Genève: Les divisions s'aggravent à Ensemble à Gauche
Actualisé

GenèveLes divisions s'aggravent à Ensemble à Gauche

Un débat public sur la laïcité a cristallisé les divergences internes au sein de l'extrême-gauche. De quoi faire exploser la coalition?

par
David Ramseyer
photo: Kein Anbieter/dr

«Une actrice ratée doublée d'une politicienne médiocre utilise les méthodes des fascistes des années trente pour censurer celles et ceux qui ont un avis différent du sien.» Jeudi sur Facebook, Pierre Gauthier a incendié sa collègue de parti en Ville de Genève, Maria Pérez, après une bisbille entre les deux élus la veille au Conseil municipal (voir encadré). A deux ans des élections cantonales et avec cet énième accrochage au sein d'Ensemble à Gauche (EàG) - deux députés viennent par exemple d'être suspendus pour ne pas s'être alignés sur leur parti - la coalition semble avoir du plomb dans l'aile.

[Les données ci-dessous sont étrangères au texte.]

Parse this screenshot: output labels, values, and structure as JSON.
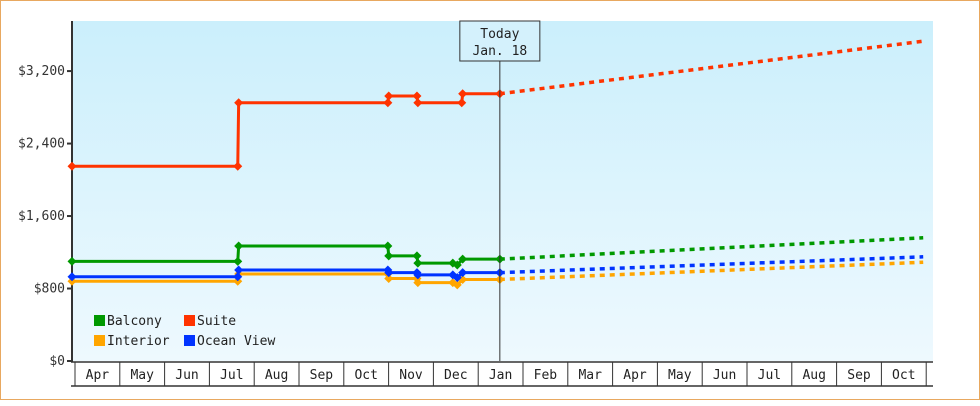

«Ça se détériore à vue d'œil», jure Magali Orsini qui fait partie des élus incriminés et est également menacée d'exclusion au caucus du parti mardi prochain pour avoir été promue au bureau du Grand Conseil sans l'aval de son groupe. Membre de «La Gauche», l'une des sept composantes d'EàG, elle dénonce une mainmise du groupe SolidaritéS dans une coalition sans statut, dont le fonctionnement serait désormais anti-démocratique. «Au contraire, répond Pierre Vanek, député issue des rangs de SolidaritéS. Au vu du nombre de nos élus et de nos militants, il est normal que nous ayons un certain poids.»

(Pas) Ensemble à Gauche

Dans une ambiance délétère où fusent les accusations de «traître», de «renégat » - «on dirait les Borgias !», ironise Pierre Gauthier - ce dernier, membre de la composante «Défense des Aînés, du Logement, de l'Emploi et du Social», estime qu'il va bien falloir discuter de l'existence même de l'alliance sous sa forme actuelle. «La formule a fait son temps car les divergences concernent même les sujets de fond comme la laïcité. Mieux vaut faire exploser la coalition maintenant plutôt qu'à quelques mois des élections.» Un non-sens pour Maria Pérez, de SolidaritéS. Selon elle, l'incident de mercredi n'a rien à voir avec l'avenir d'EàG, un sujet sur lequel elle n'entend pas débattre.

Divergences habituelles

De son côté, Salika Wenger, députée d'EàG et membre du Parti du Travail, calme le jeu. Elle rappelle que des dissensions sont «normales» et qu'elles ont toujours existé à la gauche de la gauche. Même si elles ne s'affichaient pas aussi publiquement que maintenant. «Certains de nos membres n'ont pas encore l'habitude du travail politique et des confrontations que cela suppose. Ils doivent apprendre à gérer la pression.»

Le chef du groupe EàG au Grand Conseil admet pour sa part qu'il faudra peut-être revoir à terme la composition de la coalition. «Mais un regroupement à la gauche de la gauche est une nécessité électorale», estime Pierre Vanek. Il ne se dit cependant pas inquiet pour l'avenir de l'alliance: «Les divergences sur des sujets politiques ne me posent pas de problème. Mais la manière d'en débattre et les invectives me gênent.»

Sanction possible

Mercredi dernier au Municipal de la Ville, en plein débat sur la laïcité de l'Etat, Maria Pérez d'Ensemble à Gauche s'est couverte la tête par solidarité avec les femmes voilées, imitée par son chef de groupe Tobias Schnebli. Résultat: un tollé et une suspension de séance. Les deux élus risquent d'un à six mois de suspension de commissions pour avoir troublé la séance, estime le président du Conseil municipal. «J'ai demandé aux représentants d'EàG de se découvrir mais ils ont refusé, relève Carlos Medeiros. Les luttes intestines de l'extrême-gauche ont pris en otage le Conseil municipal!» Une décision de sanctionner ou pas les deux élus devrait être prise fin mars.